L'ahendir Boulouk et tous les ahendir d'emploi ordinaire que nous venons de voir sont tissés uniquement de laine, les autres employant le coton pour sa blancheur éclatante.
DRAPES
Avant l'arrivée massive des tissus industriels sur les souks du bled, un peu avant l'indépendance, les femmes ont porté pour l'essentiel des drapés de laine souvent de leur propre facture. Leur emploi a commencé à diminuer dès les années 1930, pour beaucoup baisser dans les années 40 et vraiment disparaître dans la décennie suivante.
Par ailleurs si leur coût avait limité la quantité des plus belles pièces, l'usage et les ré-emplois, quelquefois la guerre, ont aussi causé la disparition de la quasi totalité de ces tissages et notamment des plus simples qui ne bénéficiaient pas du prestige des autres.

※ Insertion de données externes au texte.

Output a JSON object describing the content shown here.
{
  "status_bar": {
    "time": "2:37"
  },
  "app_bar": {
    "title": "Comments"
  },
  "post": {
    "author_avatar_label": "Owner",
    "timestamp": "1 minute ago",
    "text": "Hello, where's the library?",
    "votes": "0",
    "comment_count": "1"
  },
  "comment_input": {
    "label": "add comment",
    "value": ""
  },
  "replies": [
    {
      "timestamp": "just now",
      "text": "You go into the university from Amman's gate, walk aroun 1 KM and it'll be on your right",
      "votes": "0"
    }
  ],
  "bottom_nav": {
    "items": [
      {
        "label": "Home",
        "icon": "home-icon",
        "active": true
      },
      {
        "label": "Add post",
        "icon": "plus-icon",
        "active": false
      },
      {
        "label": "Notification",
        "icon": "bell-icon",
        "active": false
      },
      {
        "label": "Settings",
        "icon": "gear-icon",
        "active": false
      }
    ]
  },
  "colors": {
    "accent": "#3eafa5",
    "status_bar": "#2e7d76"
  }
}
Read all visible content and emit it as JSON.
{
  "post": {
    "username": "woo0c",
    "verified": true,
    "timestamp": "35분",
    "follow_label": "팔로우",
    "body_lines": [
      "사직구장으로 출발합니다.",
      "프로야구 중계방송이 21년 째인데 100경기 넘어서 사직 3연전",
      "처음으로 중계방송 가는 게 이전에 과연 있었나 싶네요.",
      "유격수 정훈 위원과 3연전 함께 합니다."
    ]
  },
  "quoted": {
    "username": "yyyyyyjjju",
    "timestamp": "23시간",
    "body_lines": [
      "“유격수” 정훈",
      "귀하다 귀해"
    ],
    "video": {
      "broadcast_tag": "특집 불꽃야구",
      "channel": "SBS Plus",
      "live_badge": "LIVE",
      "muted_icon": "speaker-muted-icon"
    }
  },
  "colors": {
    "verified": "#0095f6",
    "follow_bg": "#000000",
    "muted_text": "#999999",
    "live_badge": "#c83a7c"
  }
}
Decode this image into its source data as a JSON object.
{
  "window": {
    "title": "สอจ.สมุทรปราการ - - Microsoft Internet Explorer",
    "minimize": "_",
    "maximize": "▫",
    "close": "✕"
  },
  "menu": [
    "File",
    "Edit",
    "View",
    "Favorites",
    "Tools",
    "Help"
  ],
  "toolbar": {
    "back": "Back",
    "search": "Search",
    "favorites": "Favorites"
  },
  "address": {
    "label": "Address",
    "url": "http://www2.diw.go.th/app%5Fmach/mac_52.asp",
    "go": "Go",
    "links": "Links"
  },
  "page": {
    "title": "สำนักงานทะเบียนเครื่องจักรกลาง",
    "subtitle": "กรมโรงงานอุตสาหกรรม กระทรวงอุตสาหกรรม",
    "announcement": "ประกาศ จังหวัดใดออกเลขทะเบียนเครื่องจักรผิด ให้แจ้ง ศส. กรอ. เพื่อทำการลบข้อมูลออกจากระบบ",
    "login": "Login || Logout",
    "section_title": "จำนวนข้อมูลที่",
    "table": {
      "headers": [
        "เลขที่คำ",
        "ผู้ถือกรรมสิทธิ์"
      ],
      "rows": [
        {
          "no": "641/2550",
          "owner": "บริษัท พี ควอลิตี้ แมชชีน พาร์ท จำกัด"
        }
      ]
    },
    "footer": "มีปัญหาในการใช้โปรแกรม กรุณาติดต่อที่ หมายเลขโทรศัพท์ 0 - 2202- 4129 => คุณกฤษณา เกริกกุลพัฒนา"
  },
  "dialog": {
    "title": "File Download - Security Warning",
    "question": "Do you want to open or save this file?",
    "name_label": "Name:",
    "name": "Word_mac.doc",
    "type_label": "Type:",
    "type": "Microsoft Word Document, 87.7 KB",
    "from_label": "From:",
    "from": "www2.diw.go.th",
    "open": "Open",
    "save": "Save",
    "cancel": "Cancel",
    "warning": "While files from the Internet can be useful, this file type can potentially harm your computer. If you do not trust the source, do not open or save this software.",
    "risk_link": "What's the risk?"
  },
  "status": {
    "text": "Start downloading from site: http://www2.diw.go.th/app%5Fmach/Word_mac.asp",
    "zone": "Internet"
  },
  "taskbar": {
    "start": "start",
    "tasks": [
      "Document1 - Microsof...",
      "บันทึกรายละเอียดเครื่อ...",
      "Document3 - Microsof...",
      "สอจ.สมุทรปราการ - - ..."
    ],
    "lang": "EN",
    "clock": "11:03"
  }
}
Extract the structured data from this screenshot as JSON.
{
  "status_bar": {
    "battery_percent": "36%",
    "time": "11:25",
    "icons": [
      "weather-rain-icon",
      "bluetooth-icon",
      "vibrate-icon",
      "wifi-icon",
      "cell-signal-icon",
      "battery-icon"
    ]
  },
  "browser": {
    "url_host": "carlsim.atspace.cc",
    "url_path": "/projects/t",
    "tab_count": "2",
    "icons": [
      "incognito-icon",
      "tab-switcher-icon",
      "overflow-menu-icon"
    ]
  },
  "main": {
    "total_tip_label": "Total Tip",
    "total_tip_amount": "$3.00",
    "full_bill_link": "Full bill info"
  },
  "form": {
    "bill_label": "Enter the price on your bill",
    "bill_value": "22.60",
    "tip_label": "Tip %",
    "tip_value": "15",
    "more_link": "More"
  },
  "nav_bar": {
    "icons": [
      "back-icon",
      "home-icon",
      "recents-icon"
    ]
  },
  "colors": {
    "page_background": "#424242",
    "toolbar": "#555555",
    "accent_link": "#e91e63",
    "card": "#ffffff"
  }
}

Chez les Aït Hadiddou, les femmes Aït Yazza ont au quotidien utilisé un drapé d'environ 3,5m par 1m appelé TAHARAOUITE ; il était de laine blanche uniquement et agrémenté de quelques bandes et rayures à chaque extrémité. Son emploi s'est éteint dans les années 30.
Chez les Aït Brahim, et jusque vers 1930, le vêtement ordinaire était le BOUIGHER, long drapé agrémenté de bandes plus larges que sur le Taharaouite des Ait Yazza et portant franges au revers. Puis le bouigher a disparu pour laisser place au TAHABEN N'TIJEDAD (drapé avec oiseaux) qui a duré jusque dans les années 40.
Chez les Aït Atta, les seules traces de drapé ordinaire que nous ayons trouvé l'ont été chez les Aït Bou Iknifen où l'on nous a parlé d'un long drapé blanc à rayures fines rouges et noires ; partout ailleurs, le drapé ordinaire semble avoir été blanc.
Plus prestigieux, les drapés de fête ont mieux survécu même si moins nombreux à l'origine.
Nous n'avons clairement identifié que 2 types de tels drapés chez les Aït Atta :
- l'un dans la région de Msemrir, blanc à 2 larges bandes rouges, utilisé chez les Aït Yazza de la région de Tineghir.
- L'autre dans la vallée du Dadès, et qui était porté jusque vers 1930. Nous n'avons pu qu'en faire une reconstitution que voici.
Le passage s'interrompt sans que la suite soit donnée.